Verschwörung und Gewalt
Zahlreichen Mitgliedern der Muslimbruderschaft werden Aufrufe zur Gewalt und illegaler Waffenbesitz vorgeworfen. Beobachter rechnen insgesamt mit mindestens einem Dutzend Gerichtsverfahren und einer dreistelligen Zahl von Angeklagten. Vielen könnte bei einer Verurteilung die Todesstrafe drohen.
In der Bevölkerung geht die Angst um, dass die Gerichtsverfahren zu neuen blutigen Ausschreitungen zwischen Anhängern der Muslimbrüder und Sicherheitskräften führen könnten.

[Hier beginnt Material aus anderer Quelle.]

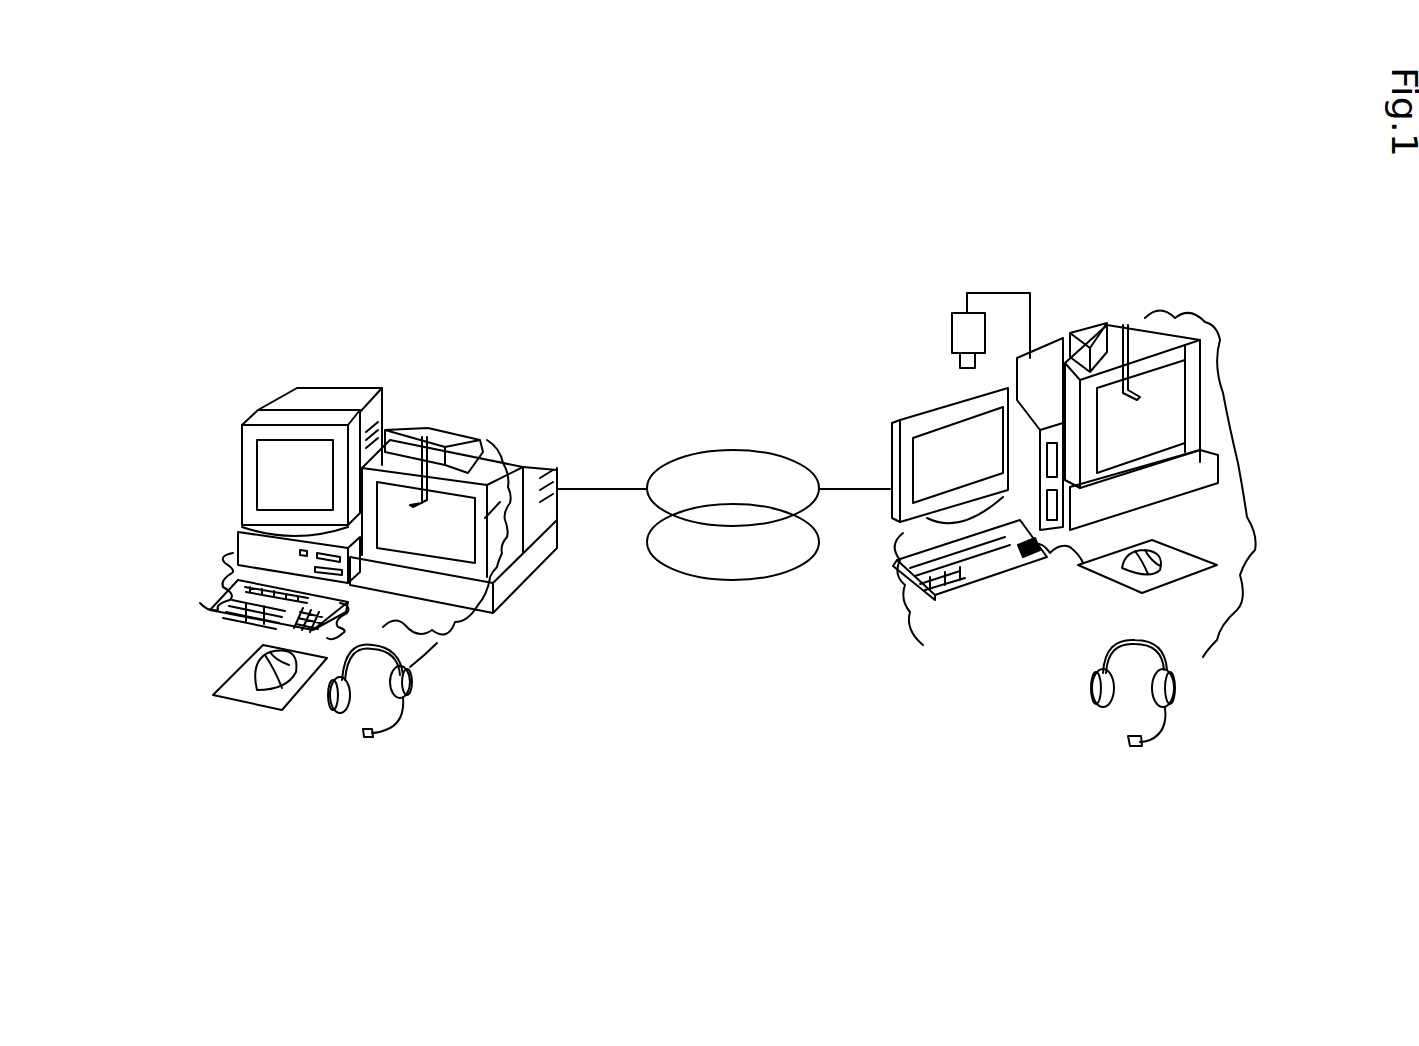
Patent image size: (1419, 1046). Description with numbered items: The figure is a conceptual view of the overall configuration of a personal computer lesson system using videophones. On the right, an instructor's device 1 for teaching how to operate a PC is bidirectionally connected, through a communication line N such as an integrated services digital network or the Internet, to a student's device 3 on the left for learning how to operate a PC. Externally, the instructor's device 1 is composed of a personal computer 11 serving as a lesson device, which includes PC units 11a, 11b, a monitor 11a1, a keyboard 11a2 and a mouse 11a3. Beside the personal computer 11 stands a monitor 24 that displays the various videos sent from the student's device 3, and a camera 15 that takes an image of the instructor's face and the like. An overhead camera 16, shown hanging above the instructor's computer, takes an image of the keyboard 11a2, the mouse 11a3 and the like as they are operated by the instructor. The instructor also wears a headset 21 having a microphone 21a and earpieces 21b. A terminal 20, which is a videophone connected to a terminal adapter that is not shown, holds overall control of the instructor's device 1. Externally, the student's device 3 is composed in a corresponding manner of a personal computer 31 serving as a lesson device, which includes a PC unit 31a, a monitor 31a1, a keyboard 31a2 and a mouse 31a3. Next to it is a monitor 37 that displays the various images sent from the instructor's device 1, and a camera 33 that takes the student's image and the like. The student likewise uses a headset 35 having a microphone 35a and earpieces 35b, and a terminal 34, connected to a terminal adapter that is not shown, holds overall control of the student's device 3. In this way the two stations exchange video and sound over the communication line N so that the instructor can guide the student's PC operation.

The instructor's device 1 is at (1066, 209).
The student's device 3 is at (392, 251).
The communication line N is at (733, 450).
The personal computer 11 is at (878, 439).
The PC unit 11a is at (1038, 415).
The monitor 11a1 is at (933, 425).
The keyboard 11a2 is at (905, 583).
The mouse 11a3 is at (1090, 575).
The PC unit 11b is at (1210, 472).
The camera 15 is at (1140, 402).
The overhead camera 16 is at (952, 333).
The terminal 20 is at (1140, 315).
The headset 21 is at (1110, 652).
The microphone 21a is at (1138, 745).
The earpieces 21b is at (1100, 690).
The monitor 24 is at (1205, 405).
The personal computer 31 is at (227, 426).
The PC unit 31a is at (247, 547).
The monitor 31a1 is at (273, 433).
The keyboard 31a2 is at (217, 602).
The mouse 31a3 is at (253, 673).
The camera 33 is at (458, 443).
The terminal 34 is at (490, 438).
The headset 35 is at (371, 655).
The microphone 35a is at (371, 738).
The earpieces 35b is at (332, 698).
The monitor 37 is at (525, 460).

Dennoch hält der Politologe Hassan Abu Taleb vom regierungsnahen Forschungsinstitut Al-Ahram-Zentrum es für wichtig, an den Terminen für die Prozesse festzuhalten: "Sollte sich der Staat dazu entscheiden, solche Prozesse zu stoppen, würde dies bedeuten, dass die Muslimbruderschaft mit ihrer erpresserischen Taktik Erfolg hat. Es wäre ein klares Anzeichen dafür, dass die Regierung sehr schwach ist."
Politische Prozesse befürchtet
Anhänger der Muslimbruderschaft warnen hingegen vor Schauprozessen - eine Einschätzung, die auch viele Menschenrechtler am Nil teilen. Kritisiert werden nicht nur die Anklagepunkte, welche darauf abzielen, die Muslimbruderschaft als internationale Terrororganisation abzustempeln. Auch der unzureichende Rechtsbeistand für die Angeklagten wird bemängelt. Ein Anwalt, der den ehemaligen Präsidenten Mohammed Mursi verteidigen sollte, floh nach Drohungen ins Ausland. Mehrere weitere Anwälte aus dem Umfeld der Muslimbruderschaft sitzen hinter Gittern. Auch deshalb weigern sich prominente Angeklagte, bei den Verhören zu kooperieren.
Bei den Prozessen gegen die Muslimbrüder ist die Zahl der Angeklagten höher als bei den Verfahren gegen Anhänger des Regimes von Husni Mubarak. Auch die Vorwürfe sind größer. Dies lässt Beobachter vermuten, dass die Prozesse in erster Linie politischen Zwecken dienen: der Menschenrechtsanwalt Ahmed Usman aus Kairo sieht sie als juristische Fortsetzung des Machtkampfes zwischen Islamisten und Armee: "Zu einem großen Teil geht es bei dem Prozess um Rache. Es geht um eine Gruppierung, die an die Macht will, und eine zweite Gruppierung, die versucht, die andere zu zerstören."
Rufe nach Übergangsjustiz
Gegner wie Befürworter der Muslimbruderschaft sind sich indes einig, dass die Prozesse keinen nennenswerten Beitrag zu einer möglichen Versöhnung der verfeindeten politischen Lager leisten können. Aktivisten drängen deshalb seit langer Zeit darauf, eine Übergangsjustiz nach dem Vorbild lateinamerikanischer Staaten zu schaffen. Diese solle sich um eine unabhängige Aufarbeitung der Verbrechen während der Mubarak-Ära, der Militärherrschaft und des Mursi-Regimes kümmern.
Hassan Abu Taleb, ein Befürworter eines solchen Modells, erklärt: "Diese Kommission sollte dafür verantwortlich sein, ein spezielles Gesetz auszuarbeiten und zu erlassen. In diesem sollten Schritte festgelegt werden, um einen Versöhnungsprozess in der Gesellschaft in Gang zu bringen." Die neue Regierung rief im Juli zwar ein Ministerium für Übergangsjustiz und nationale Versöhnung ins Leben. Dessen Aufgaben wurden bisher aber nicht definiert.